BY MIKE YOUDS
SPECIAL TO THE NEWS
Beaver Creek Volunteer Fire Department used to count about 20 callouts a year when it was formed in 1977, a figure that has mushroomed to 180 annually.
“Things have changed over the years,” said Capt. Charlie Starratt.
What hasn’t changed is the hall’s reliance on a relatively small group of residents willing to dedicate long hours to training and responding to emergencies at a moment’s notice.
While celebrating its 40th anniversary over the weekend, the department honoured a handful of volunteers, including two stalwarts — Assistant Chief Gord Jones and Fire Information Officer Ted Maczulat — whose service to the rural community spans all four decades.
“Gord probably has the best attendance record of anybody in the hall,” Starratt said. “When Gord’s not here, people are wondering where he’s at.”
The hall opened its doors to the community Friday night and held an awards banquet Saturday at the Best Western Barclay Hotel. A number of residents attended the open house and shared memories of the early years. It wasn’t an easy start, they said.
“It took three referendums before people voted for a fire department,” Jones recalled. The regional district got involved in the third vote and that seemed to convince enough people to lend their support.
“We ended up going house to house, asking people if they would support a volunteer fire department,” said Diane Dol, who assisted the organizing committee. Their efforts met with success.
From the start they had 27 residents willing to sign on as firefighters. The first firehall was built with volunteer labour on the same site as the current one.
Volunteers in those days were given permission by local mills to respond to emergencies when they were on shift. Volunteers today don’t necessarily have that flexibility.
Starratt said the department is in great shape overall, though they haven’t always been so well equipped.
“We ran for a lot of years with just 18,” he recalled. “People don’t realize how time consuming it can be. Very few volunteers come in knowing what they’re getting into.”
Most calls now are “ambulance assists.” They’re often pressed into service as first responders when B.C. Ambulance Service crews are tied up with other emergencies.
“Things are really good for us,” Starratt said of the department’s current status. “We have a good working relationship with other departments.”
A mutual agreement has been in place for years between the four departments, assuring effective co-operation, said Capt. Jim Jones: “All pagers go off at the same time.”
There were moments of high drama along the way, some of which are preserved in news clippings mounted on the hall’s upper floor meeting room. Jones recalled a fire that swept through a half-dozen classrooms at Gill elementary school in the late 1980s. The blaze was attributed to an electrical short circuit. Without the department, the whole school could have been lost.
“It was rip-roaring away when we got there but we managed to knock it down.”
A fire at Sproat Lake Bridge was another memorable call-out in those years.
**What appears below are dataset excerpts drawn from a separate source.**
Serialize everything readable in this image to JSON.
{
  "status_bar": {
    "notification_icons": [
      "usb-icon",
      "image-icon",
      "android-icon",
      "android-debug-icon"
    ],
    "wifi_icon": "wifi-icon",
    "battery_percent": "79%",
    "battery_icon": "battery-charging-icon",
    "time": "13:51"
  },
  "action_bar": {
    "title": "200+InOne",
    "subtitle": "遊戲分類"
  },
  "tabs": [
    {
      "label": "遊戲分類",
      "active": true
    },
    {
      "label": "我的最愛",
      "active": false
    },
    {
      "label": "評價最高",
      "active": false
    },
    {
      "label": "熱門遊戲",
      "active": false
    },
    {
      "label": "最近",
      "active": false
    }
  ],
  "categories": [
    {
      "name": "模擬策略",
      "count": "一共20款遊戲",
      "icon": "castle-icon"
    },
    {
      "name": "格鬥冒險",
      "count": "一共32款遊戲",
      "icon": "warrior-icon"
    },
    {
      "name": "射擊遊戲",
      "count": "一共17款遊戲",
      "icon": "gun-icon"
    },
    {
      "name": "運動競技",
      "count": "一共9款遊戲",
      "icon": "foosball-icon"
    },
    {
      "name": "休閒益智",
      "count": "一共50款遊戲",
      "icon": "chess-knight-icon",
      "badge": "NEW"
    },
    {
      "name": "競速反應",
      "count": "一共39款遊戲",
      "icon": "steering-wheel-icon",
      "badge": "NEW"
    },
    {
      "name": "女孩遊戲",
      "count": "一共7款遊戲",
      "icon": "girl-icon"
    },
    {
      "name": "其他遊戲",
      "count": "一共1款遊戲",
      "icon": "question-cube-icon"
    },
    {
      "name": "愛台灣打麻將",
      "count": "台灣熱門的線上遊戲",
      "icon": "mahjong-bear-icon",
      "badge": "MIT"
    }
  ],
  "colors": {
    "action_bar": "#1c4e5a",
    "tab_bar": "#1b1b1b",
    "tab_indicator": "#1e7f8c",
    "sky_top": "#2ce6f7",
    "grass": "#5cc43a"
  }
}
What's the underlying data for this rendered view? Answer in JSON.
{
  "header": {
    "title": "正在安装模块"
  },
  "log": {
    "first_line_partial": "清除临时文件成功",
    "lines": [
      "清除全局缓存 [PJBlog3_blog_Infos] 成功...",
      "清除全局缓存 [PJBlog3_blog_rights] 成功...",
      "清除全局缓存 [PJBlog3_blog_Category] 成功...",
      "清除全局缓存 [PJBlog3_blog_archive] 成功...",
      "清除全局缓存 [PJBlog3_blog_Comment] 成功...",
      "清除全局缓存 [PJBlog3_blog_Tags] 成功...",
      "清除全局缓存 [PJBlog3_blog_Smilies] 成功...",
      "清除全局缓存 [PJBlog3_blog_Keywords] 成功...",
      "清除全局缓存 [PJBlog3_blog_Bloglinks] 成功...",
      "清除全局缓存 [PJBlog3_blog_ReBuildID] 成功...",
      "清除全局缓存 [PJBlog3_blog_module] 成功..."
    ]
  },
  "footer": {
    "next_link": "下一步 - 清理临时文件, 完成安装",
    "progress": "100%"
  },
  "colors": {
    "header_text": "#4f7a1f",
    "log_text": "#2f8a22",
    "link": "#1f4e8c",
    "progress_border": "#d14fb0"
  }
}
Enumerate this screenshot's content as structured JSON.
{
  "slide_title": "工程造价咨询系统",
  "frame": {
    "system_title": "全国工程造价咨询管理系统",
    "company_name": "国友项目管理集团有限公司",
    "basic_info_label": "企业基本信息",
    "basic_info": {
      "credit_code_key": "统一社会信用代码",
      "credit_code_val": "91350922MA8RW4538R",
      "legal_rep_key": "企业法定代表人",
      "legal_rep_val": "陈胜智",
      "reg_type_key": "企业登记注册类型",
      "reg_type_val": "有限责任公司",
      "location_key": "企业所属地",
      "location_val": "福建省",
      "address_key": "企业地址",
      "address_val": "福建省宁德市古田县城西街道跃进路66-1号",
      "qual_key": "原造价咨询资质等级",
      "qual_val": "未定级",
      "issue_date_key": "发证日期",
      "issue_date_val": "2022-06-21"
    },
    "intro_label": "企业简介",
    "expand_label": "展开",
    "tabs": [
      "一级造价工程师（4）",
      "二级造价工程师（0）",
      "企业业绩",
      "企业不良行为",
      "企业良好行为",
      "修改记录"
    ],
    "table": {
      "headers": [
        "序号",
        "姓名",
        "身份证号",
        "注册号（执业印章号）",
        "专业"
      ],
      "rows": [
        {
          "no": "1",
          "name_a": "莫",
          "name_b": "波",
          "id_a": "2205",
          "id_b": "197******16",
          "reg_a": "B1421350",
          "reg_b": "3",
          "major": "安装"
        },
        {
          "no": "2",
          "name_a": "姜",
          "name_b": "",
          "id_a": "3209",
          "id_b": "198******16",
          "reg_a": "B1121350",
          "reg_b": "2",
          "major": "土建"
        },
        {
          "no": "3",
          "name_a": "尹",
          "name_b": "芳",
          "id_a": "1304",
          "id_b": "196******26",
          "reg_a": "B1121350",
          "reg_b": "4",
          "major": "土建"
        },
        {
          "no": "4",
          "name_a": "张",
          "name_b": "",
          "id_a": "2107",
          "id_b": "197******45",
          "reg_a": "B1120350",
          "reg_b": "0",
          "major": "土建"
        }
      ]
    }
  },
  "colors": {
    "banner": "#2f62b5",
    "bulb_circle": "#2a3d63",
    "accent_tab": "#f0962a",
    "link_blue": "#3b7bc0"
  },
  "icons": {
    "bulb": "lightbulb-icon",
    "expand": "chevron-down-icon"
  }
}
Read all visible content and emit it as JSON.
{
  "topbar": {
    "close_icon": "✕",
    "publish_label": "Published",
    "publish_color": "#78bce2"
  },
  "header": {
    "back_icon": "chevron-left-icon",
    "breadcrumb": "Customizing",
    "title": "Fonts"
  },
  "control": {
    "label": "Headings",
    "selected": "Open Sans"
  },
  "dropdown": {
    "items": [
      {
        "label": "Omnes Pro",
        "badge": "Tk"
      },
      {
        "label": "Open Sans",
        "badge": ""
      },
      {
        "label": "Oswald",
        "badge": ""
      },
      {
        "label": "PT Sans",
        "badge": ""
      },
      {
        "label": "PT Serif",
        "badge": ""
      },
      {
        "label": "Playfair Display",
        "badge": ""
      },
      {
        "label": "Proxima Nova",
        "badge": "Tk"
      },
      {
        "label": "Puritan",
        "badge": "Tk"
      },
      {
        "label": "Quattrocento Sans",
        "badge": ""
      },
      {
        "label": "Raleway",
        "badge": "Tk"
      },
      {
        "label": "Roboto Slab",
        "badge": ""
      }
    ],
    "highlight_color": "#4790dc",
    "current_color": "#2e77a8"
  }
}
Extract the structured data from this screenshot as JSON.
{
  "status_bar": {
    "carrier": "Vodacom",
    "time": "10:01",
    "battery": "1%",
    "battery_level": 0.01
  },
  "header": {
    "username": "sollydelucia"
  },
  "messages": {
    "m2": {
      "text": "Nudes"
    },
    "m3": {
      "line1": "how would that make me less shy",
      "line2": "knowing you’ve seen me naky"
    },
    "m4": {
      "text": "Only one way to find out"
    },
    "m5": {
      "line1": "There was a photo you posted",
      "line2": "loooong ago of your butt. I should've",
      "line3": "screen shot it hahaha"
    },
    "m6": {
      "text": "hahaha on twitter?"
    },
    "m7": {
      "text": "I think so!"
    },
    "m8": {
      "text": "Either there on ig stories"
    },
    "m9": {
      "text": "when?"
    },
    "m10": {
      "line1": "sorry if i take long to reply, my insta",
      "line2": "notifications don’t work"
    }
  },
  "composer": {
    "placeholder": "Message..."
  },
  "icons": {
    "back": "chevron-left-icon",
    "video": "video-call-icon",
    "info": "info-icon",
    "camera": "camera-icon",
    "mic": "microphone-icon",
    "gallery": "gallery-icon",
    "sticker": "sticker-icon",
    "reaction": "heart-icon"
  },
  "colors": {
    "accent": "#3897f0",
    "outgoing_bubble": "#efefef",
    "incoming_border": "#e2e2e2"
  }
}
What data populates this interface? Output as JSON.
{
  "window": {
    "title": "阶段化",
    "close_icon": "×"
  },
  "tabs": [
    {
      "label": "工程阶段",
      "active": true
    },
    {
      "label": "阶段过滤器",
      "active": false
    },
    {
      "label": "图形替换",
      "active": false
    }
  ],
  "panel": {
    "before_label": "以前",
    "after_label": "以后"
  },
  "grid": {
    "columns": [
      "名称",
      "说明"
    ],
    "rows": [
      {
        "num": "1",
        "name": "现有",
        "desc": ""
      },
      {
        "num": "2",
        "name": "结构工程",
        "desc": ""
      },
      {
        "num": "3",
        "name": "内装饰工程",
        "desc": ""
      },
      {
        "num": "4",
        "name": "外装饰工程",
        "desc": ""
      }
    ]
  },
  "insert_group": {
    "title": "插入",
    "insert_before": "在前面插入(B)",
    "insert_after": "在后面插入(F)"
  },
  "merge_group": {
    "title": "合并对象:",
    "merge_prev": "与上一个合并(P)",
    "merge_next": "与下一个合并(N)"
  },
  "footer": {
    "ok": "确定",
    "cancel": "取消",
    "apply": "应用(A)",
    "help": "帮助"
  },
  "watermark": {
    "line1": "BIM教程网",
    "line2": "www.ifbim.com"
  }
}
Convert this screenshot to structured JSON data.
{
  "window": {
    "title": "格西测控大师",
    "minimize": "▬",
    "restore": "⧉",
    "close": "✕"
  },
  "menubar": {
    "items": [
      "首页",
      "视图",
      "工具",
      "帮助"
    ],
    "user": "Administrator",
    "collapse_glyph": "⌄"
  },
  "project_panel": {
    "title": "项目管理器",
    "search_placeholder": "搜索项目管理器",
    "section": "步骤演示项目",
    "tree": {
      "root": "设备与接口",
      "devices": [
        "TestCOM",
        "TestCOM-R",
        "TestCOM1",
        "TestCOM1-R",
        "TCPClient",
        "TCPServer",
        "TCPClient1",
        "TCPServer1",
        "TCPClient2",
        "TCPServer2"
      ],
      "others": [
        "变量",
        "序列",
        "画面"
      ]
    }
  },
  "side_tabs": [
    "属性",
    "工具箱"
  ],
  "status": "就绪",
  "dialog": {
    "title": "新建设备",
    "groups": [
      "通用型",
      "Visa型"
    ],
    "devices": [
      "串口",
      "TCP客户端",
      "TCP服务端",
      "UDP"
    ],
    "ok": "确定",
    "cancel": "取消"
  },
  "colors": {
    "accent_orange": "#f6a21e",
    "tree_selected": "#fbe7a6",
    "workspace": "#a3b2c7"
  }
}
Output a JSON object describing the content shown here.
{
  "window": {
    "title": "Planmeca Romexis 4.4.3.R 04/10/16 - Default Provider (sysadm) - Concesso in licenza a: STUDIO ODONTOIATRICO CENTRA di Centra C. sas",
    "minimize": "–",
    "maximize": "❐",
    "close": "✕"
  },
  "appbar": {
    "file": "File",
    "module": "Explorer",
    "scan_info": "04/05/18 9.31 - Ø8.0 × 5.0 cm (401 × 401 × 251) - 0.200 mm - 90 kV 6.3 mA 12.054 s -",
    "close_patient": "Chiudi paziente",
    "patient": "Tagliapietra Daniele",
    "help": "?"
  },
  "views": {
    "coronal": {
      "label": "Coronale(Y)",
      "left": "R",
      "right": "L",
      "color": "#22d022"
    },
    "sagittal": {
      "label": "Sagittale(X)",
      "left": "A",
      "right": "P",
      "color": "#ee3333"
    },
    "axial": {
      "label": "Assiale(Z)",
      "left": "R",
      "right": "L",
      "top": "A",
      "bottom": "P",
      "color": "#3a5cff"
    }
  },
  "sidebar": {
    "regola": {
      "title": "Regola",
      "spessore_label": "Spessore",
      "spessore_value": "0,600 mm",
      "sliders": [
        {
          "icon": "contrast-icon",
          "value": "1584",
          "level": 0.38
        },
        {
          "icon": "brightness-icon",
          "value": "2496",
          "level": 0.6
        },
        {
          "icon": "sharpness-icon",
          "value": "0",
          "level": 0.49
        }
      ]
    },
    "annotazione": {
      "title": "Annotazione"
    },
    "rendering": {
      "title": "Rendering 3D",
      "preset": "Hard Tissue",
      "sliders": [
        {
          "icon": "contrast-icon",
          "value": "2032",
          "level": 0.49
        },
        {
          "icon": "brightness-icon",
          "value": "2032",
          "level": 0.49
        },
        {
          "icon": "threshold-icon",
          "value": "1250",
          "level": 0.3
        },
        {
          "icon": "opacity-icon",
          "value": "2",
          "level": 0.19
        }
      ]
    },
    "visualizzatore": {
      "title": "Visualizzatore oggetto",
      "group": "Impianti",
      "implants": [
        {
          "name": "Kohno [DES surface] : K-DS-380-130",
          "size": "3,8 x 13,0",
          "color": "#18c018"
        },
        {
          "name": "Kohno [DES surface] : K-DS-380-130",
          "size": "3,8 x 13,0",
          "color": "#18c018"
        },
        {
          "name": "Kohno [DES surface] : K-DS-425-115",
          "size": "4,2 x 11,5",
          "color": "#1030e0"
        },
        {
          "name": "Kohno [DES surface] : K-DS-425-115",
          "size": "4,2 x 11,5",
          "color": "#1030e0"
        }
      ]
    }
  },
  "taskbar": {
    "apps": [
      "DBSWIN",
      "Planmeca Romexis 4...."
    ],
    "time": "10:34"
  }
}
Krause Farm barn fire was a big one, too, a conflagration in the middle of summer.
One of their proudest moments was when Deputy Chief Mike Kobus and a crew earned a medal in auto extraction at the national level.
In addition to fire calls and ambulance backups, they now include automobile extractions in their list of duties. Training is also more rigorous, a lot of more studying and certification. Improvements in equipment and technology — automatic callouts, for example — have enhanced their capabilities over the decades.
Though the rural community has grown considerably since 1977, a willingness to step forward in service to its citizens remains a solid fixture in Beaver Creek.
“We’re not in urgent need of recruits,” Starratt said.
“We’re not actively recruiting, but we don’t turn people away.”